Hydrangeas and viburnum are both deciduous shrubs. The snowball hydrangea (Hydrangea arborescens) belongs to the Hydrangeaceae plant family, while the Japanese snowball viburnum (viburnum plicatum) is in the Caprifoliaceae family. Neither plant is associated with serious insect or disease problems.
The snowball viburnum bears dark green leaves that grow up to 4 inches long and turn purple to red in the autumn. The snowball white hydrangea has dark green leaves that reach between 3 and 8 inches long.

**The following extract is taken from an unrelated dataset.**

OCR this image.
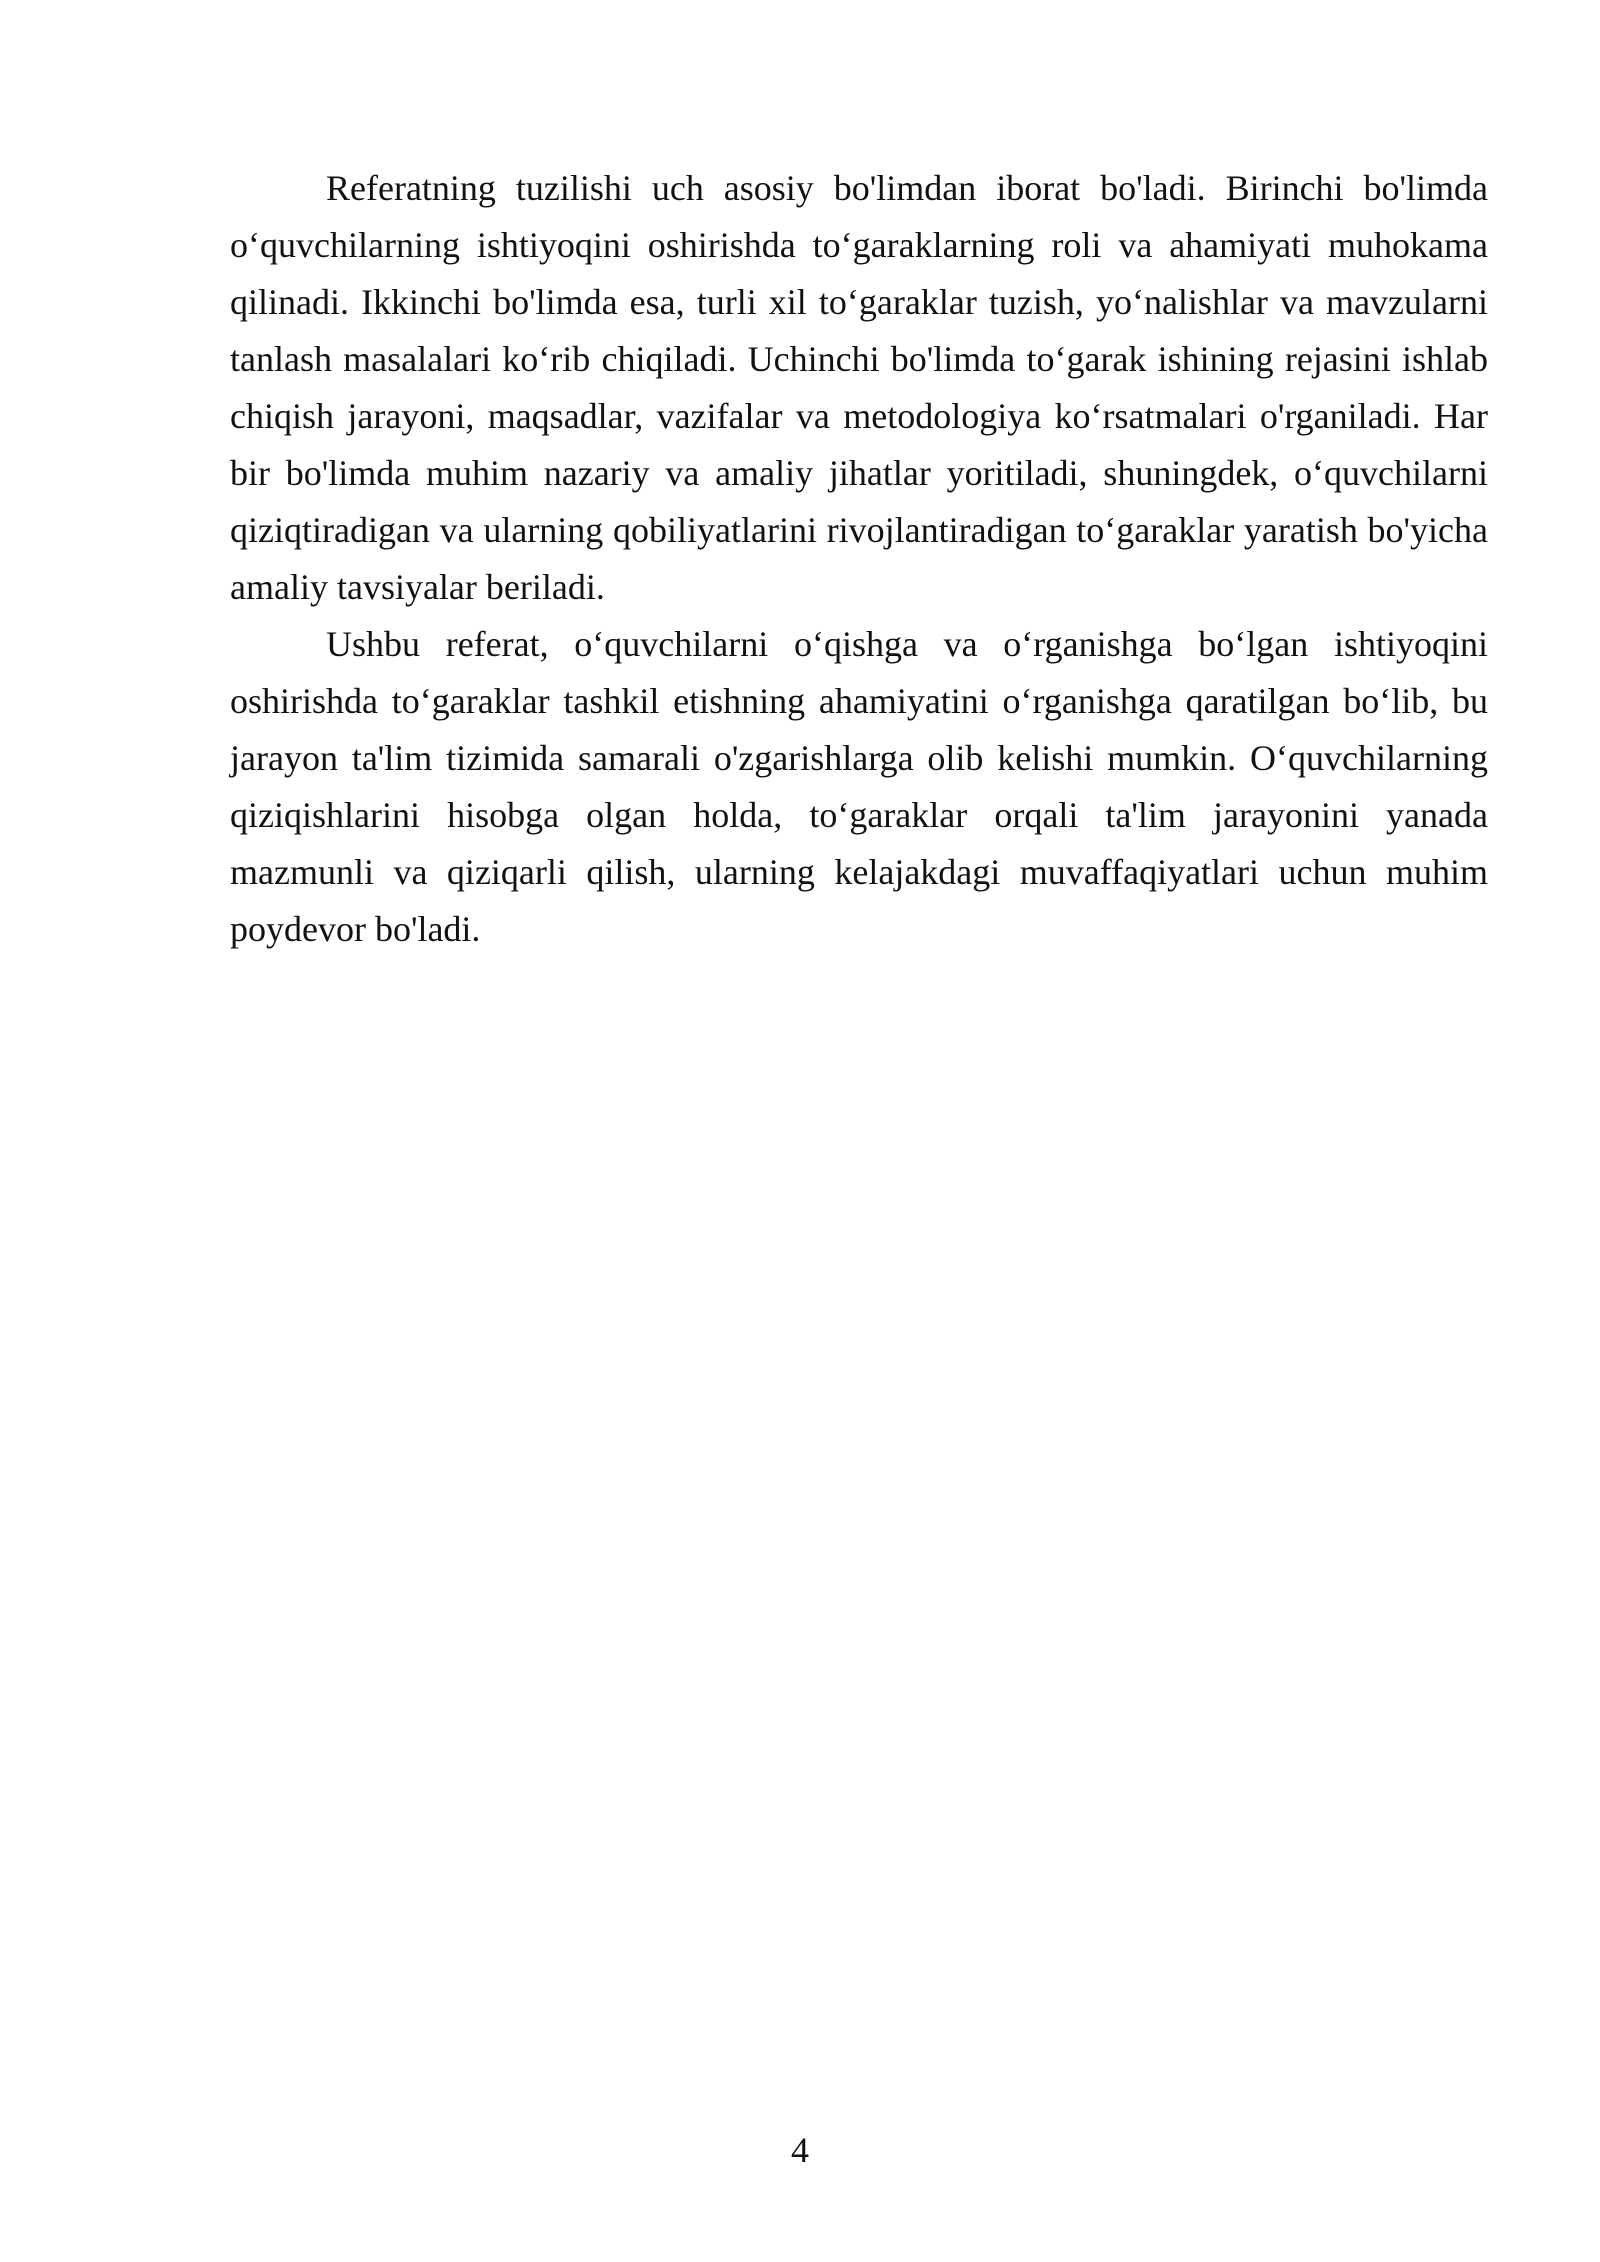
Referatning tuzilishi uch asosiy bo'limdan iborat bo'ladi. Birinchi bo'limda o‘quvchilarning ishtiyoqini oshirishda to‘garaklarning roli va ahamiyati muhokama qilinadi. Ikkinchi bo'limda esa, turli xil to‘garaklar tuzish, yo‘nalishlar va mavzularni tanlash masalalari ko‘rib chiqiladi. Uchinchi bo'limda to‘garak ishining rejasini ishlab chiqish jarayoni, maqsadlar, vazifalar va metodologiya ko‘rsatmalari o'rganiladi. Har bir bo'limda muhim nazariy va amaliy jihatlar yoritiladi, shuningdek, o‘quvchilarni qiziqtiradigan va ularning qobiliyatlarini rivojlantiradigan to‘garaklar yaratish bo'yicha amaliy tavsiyalar beriladi.

Ushbu referat, o‘quvchilarni o‘qishga va o‘rganishga bo‘lgan ishtiyoqini oshirishda to‘garaklar tashkil etishning ahamiyatini o‘rganishga qaratilgan bo‘lib, bu jarayon ta'lim tizimida samarali o'zgarishlarga olib kelishi mumkin. O‘quvchilarning qiziqishlarini hisobga olgan holda, to‘garaklar orqali ta'lim jarayonini yanada mazmunli va qiziqarli qilish, ularning kelajakdagi muvaffaqiyatlari uchun muhim poydevor bo'ladi.

4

Snowball white hydrangeas and snowball viburnums both feature snowball-shaped clusters of small, white flowers. Snowball hydrangea flower clusters reach 8 to 12 inches in diameter.
Snowball white hydrangeas display flowers from June through September, while Japanese snowball viburnums typically bloom in April and May.
Snowball viburnums reach between 10 and 15 feet tall with similar spreads. Snowball hydrangeas mature to heights ranging from 3 to 5 feet with spreads between 4 and 6 feet.
Snowball white hydrangeas are winter hardy in USDA zones 3 to 9. Indigenous to Japan and China, snowball viburnums generally thrive in USDA hardiness zones 5 to 8.
Both plant varieties prefer well-drained, loamy soils. The snowball white hydrangea thrives in fully sunny locations, while the viburnum needs partially shady to fully sunny planting sites.